Caouënnec-Lanvézéac (/ka.we.nɛk.lɑ̃.ve.zjak/[Note 1]Écouter) (Kaouenneg-Lanvezeeg en breton) est une commune française située dans le département des Côtes-d'Armor, en région Bretagne.

L'actuelle commune résulte de la fusion des communes de Caouënnec et de Lanvézéac.

Géographie[modifier | modifier le code]

Caouënnec se situe dans le pays historique du Trégor dans le département des Côtes-d'Armor, dans la région Bretagne, en France.

Communes limitrophes[modifier | modifier le code]

Communes limitrophes de Caouennec-Lanvézeac
Lannion Rospez Rospez
Tonquédec Caouennec-Lanvézeac Quemperven
Tonquédec Cavan Cavan

Cadre géologique[modifier | modifier le code]

Carte géologique du Massif armoricain, avec au nord-est le batholite mancellien et ses nombreux plutons de granite cadomien (Trégor, Lanhélin, Louvigné, Vire, Avranches…). Ce batholite dessine une ellipse de 150 km (d'Alençon à la Rance) sur 90 km (de Vitré à Vire)[1].

Caouënnec est localisée à l'extrémité occidentale du domaine nord armoricain, dans le Massif armoricain qui est le résultat de trois chaînes de montagne successives. Le site géologique de Caouënnec se situe plus précisément au sud d'un bassin sédimentaire essentiellement briovérien et d'un important massif granitique cadomien, le batholite nord-trégorrois. Ce pluton fait partie d'un ensemble plus vaste, le batholite mancellien[2],[3].

L'histoire géologique de la région est marquée par la chaîne cadomienne.
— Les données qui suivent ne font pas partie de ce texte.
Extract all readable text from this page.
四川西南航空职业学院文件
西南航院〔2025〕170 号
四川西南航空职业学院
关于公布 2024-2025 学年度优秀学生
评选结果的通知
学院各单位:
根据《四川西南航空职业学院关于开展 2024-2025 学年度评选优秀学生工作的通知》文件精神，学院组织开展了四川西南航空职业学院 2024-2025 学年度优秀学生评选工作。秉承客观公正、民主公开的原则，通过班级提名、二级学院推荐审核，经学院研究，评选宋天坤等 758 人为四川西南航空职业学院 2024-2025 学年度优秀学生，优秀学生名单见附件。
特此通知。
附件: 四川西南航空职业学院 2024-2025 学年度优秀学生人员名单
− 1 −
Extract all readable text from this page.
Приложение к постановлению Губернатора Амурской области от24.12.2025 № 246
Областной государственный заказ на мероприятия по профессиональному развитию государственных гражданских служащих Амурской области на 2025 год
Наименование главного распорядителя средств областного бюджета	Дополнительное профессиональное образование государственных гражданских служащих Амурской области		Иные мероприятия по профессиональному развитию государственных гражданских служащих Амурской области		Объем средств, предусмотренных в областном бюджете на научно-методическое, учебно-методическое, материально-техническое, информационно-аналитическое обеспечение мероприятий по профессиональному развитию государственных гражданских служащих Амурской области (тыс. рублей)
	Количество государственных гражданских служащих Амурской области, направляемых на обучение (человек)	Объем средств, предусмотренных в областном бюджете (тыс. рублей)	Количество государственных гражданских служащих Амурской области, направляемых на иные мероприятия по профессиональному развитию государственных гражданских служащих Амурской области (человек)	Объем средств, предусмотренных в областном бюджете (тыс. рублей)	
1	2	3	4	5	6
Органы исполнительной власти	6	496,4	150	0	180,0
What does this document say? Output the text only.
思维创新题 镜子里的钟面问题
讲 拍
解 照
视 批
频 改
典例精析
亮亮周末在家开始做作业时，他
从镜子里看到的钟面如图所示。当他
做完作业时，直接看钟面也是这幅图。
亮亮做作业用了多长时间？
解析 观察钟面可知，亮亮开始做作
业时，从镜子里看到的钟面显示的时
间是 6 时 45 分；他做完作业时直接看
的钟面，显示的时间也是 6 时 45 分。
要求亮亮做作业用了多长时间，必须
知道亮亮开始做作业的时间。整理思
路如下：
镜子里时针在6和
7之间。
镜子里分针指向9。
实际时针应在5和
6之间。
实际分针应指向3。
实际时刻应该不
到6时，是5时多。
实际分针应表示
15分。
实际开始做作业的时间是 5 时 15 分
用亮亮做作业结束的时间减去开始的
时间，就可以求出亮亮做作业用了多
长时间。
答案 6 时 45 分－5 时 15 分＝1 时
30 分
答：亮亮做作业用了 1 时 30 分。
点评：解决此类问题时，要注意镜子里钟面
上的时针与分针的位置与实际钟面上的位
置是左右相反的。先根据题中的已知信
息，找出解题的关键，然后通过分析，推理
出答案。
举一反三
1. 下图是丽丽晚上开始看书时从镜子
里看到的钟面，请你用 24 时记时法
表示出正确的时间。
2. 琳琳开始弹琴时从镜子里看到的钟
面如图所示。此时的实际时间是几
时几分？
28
À la fin du Précambrien supérieur, les sédiments briovériens environnants sont fortement déformés, plissés et métamorphisés par le cycle cadomien, formant essentiellement des schistes[4]. Cette chaîne montagneuse, qui devait culminer à environ 4 000 m, donne naissance à des massifs granitiques (dont le batholite côtier nord-trégorrois associé à un volcanisme d'arc insulaire et daté à 615 Ma)[5],[6].
Dans le domaine continental, l'épaississement consécutif à l'orogenèse cadomienne, provoque la fusion crustale à l'origine de la mise en place des dômes anatectiques (migmatites de Guingamp et Saint-Malo à l'est de Plouaret) qui est datée entre 560 et 540 Ma[7].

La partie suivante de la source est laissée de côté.